Pharmacokinetic/Pharmacodynamic Model of Neutropenia in Real-Life Palbociclib-Treated Patients

Palbociclib is an oral CDK4/6 inhibitor indicated in HR+/HER2-advanced or metastatic breast cancer in combination with hormonotherapy. Its main toxicity is neutropenia. The aim of our study was to describe the kinetics of circulating neutrophils from real-life palbociclib-treated patients. A population pharmacokinetic (popPK) model was first constructed to describe palbociclib pharmacokinetic (PK). Individual PK parameters obtained were then used in the pharmacokinetic/pharmacodynamic (PK/PD) model to depict the relation between palbociclib concentrations and absolute neutrophil counts (ANC). The models were built with a population of 143 patients.

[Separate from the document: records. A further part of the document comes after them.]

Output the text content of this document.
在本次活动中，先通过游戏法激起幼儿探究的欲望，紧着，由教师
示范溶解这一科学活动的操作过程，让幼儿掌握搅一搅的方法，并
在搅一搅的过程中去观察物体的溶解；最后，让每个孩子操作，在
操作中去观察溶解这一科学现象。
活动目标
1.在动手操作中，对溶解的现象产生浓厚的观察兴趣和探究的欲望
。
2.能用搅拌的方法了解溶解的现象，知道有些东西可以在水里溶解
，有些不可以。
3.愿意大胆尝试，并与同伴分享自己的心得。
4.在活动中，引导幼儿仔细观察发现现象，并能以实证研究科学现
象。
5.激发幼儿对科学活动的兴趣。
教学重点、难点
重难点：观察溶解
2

Palbociclib samples were routinely collected during therapeutic drug monitoring, whereas ANC were retrospectively retrieved from the patient files. The optimal popPK model was a mono-compartmental model with a first-order absorption constant of 0.187 h(-1) and an apparent clearance CI/F of 57.09 L (32.8% of inter individuality variability (IIV)). The apparent volume of distribution (1580 L) and the lag-time (T-lag: 0.658 h) were fixed to values from the literature. An increase in creatinine clearance and a decrease in alkaline phosphatase led to an increase in palbociclib CI/F. To describe ANC kinetics during treatment, Friberg's PK/PD model, with linear drug effect, was used. Parameters estimated were Base (2.92 G/L; 29.6% IIV), Slope (0.0011 L/mu g; 28.8% IIV), Mean Transit Time (MTT; 5.29 days; 17.9% IIV) and gamma (0.102). The only significant covariate was age on the initial ANC (Base), with lower ANC in younger patients. PK/PD model-based simulations show that the higher the estimated C-ressSS (trough concentration at steady state), the higher the risk of developing neutropenia. In order to present a risk lower than 20% to developing a grade 4 neutropenia, the patient should show an estimated C-ressSS lower than 100 mu g/L.

Automated summary

A study investigated the kinetics of circulating neutrophils in patients treated with palbociclib. A popPK model and a PK/PD model were constructed, showing a correlation between higher estimated C-ressSS and increased risk of developing neutropenia.